• Hey Guest, don't forget to VOTE on each RFC topic. Your voting determine Chevereto development! No votes, no development.
  • Welcome to the Chevereto user community!

    Here users from all over the world gather around to learn the latest about Chevereto and contribute with ideas to improve the software.

    Please keep in mind:

    • 😌 This community is user driven. Be polite with other users.
    • 👉 Is required to purchase a Chevereto license to participate in this community (doesn't apply to Pre-sales).
    • 💸 Purchase a Pro Subscription to get access to active software support and faster ticket response times.

Image statistic

evilmoe2

Not needed
Hello,

New idea (I'm surprised, noboy asked for it). Image statistics.

I know its possible to use awstats or similar. But evereyone with more as 1 server its not very comforable.
Should have:
  • Access counter (thumb, image seperate; per hour, day, week...)
  • Bandwidth counter (per hour, day, week, month...)
  • Last access to the image + delete unused images after x days (registred users after y days or never)
Cheers
 
Just use Google Analytics?

Unless you want to display this information to people, which isn't very hard to do. I've already added a bandwidth counter to my site, I'm nearly ready to release a chart that shows bandwidth over time, too. This would be handy for me, though!
 
The only way for Chevereto to track what happens to an image when you access to it is by serving the image using PHP which is not recommendable. Mainly because for every single image request you will trigger a PHP process and that will certainly burn the machine or something.

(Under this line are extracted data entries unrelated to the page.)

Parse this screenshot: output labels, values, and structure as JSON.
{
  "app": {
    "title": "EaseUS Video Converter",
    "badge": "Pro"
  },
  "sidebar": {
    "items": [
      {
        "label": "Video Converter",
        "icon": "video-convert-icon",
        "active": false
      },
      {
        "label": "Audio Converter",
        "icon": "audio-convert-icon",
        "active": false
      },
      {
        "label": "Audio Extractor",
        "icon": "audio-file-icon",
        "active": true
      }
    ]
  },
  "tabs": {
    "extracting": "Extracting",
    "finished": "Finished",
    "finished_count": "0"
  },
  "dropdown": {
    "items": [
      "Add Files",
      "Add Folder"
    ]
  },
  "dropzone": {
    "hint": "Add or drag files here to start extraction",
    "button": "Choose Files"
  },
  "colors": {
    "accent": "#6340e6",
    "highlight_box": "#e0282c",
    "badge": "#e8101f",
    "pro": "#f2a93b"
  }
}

Best thing to do is to rely in software that is on the server layer, before PHP.
 
I know you have to use PHP for everey image request. But this is the only way to get easy statistic of every image.
...will certainly burn the machine or something.
I will add later a load balancer anyway. So I will have alot of machines in different countries which deliver images. Its hard for me if I dont get a real statistic abou the images which do alot of traffic or smth.
 
I know you have to use PHP for everey image request. But this is the only way to get easy statistic of every image.

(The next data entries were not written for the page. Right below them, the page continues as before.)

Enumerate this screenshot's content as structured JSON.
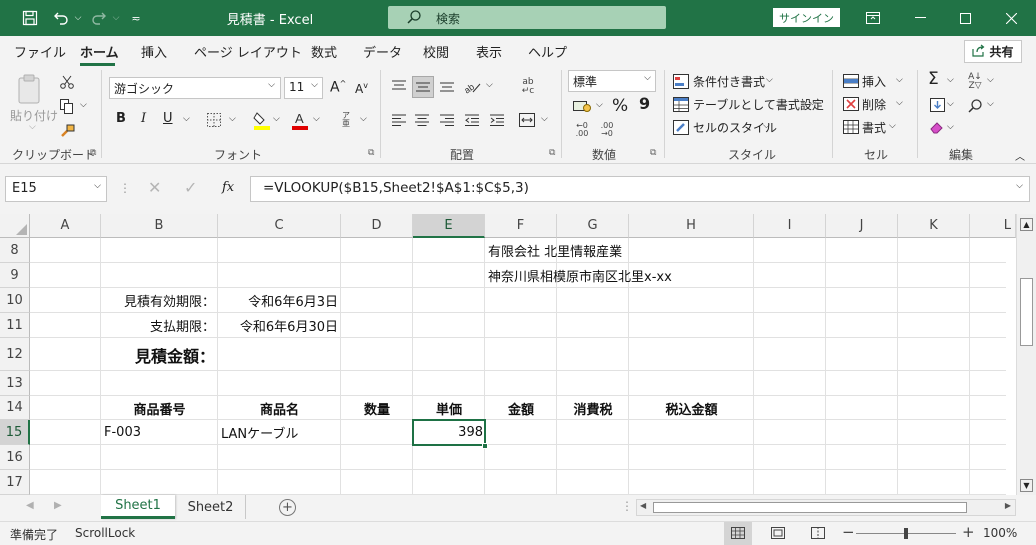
{
  "window": {
    "title": "見積書 - Excel",
    "search_label": "検索",
    "signin_label": "サインイン"
  },
  "ribbon_tabs": [
    "ファイル",
    "ホーム",
    "挿入",
    "ページ レイアウト",
    "数式",
    "データ",
    "校閲",
    "表示",
    "ヘルプ"
  ],
  "share_label": "共有",
  "clipboard": {
    "paste_label": "貼り付け",
    "group_label": "クリップボード"
  },
  "font": {
    "name": "游ゴシック",
    "size": "11",
    "group_label": "フォント"
  },
  "alignment": {
    "group_label": "配置"
  },
  "number": {
    "format": "標準",
    "percent": "%",
    "comma": "9",
    "group_label": "数値"
  },
  "styles": {
    "conditional": "条件付き書式",
    "table": "テーブルとして書式設定",
    "cell": "セルのスタイル",
    "group_label": "スタイル"
  },
  "cells": {
    "insert": "挿入",
    "delete": "削除",
    "format": "書式",
    "group_label": "セル"
  },
  "editing": {
    "group_label": "編集"
  },
  "formula_bar": {
    "name_box": "E15",
    "formula": "=VLOOKUP($B15,Sheet2!$A$1:$C$5,3)",
    "fx": "fx"
  },
  "columns": [
    "A",
    "B",
    "C",
    "D",
    "E",
    "F",
    "G",
    "H",
    "I",
    "J",
    "K",
    "L"
  ],
  "rows": [
    "8",
    "9",
    "10",
    "11",
    "12",
    "13",
    "14",
    "15",
    "16",
    "17"
  ],
  "cells_data": {
    "F8": "有限会社 北里情報産業",
    "F9": "神奈川県相模原市南区北里x-xx",
    "B10": "見積有効期限：",
    "C10": "令和6年6月3日",
    "B11": "支払期限：",
    "C11": "令和6年6月30日",
    "B12": "見積金額：",
    "B14": "商品番号",
    "C14": "商品名",
    "D14": "数量",
    "E14": "単価",
    "F14": "金額",
    "G14": "消費税",
    "H14": "税込金額",
    "B15": "F-003",
    "C15": "LANケーブル",
    "E15": "398"
  },
  "sheet_tabs": [
    "Sheet1",
    "Sheet2"
  ],
  "status": {
    "ready": "準備完了",
    "scroll_lock": "ScrollLock",
    "zoom": "100%"
  },
  "colors": {
    "accent": "#217346",
    "selection": "#1e7145",
    "search_box": "#a7d1b5"
  }
}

I will add later a load balancer anyway. So I will have alot of machines in different countries which deliver images. Its hard for me if I dont get a real statistic abou the images which do alot of traffic or smth.

You don't understand. You don't use PHP to serve static content because the use of resources is huge.

For every single image request you will ask your server to run PHP, you will also hit the disk with a write request to keep the track (either in database or in a log file), open a new connection and finally burning memory. Imagine 100 images (which is very low) and imagine just 5 persons accessing your website at the same time. You will get 500X more load just with this simple example. Now imagine that someone embed your photos in one website, take for sure that your machine will get down in minutes. And I'm talking about anything above VPS, shared hosting don't event think about this.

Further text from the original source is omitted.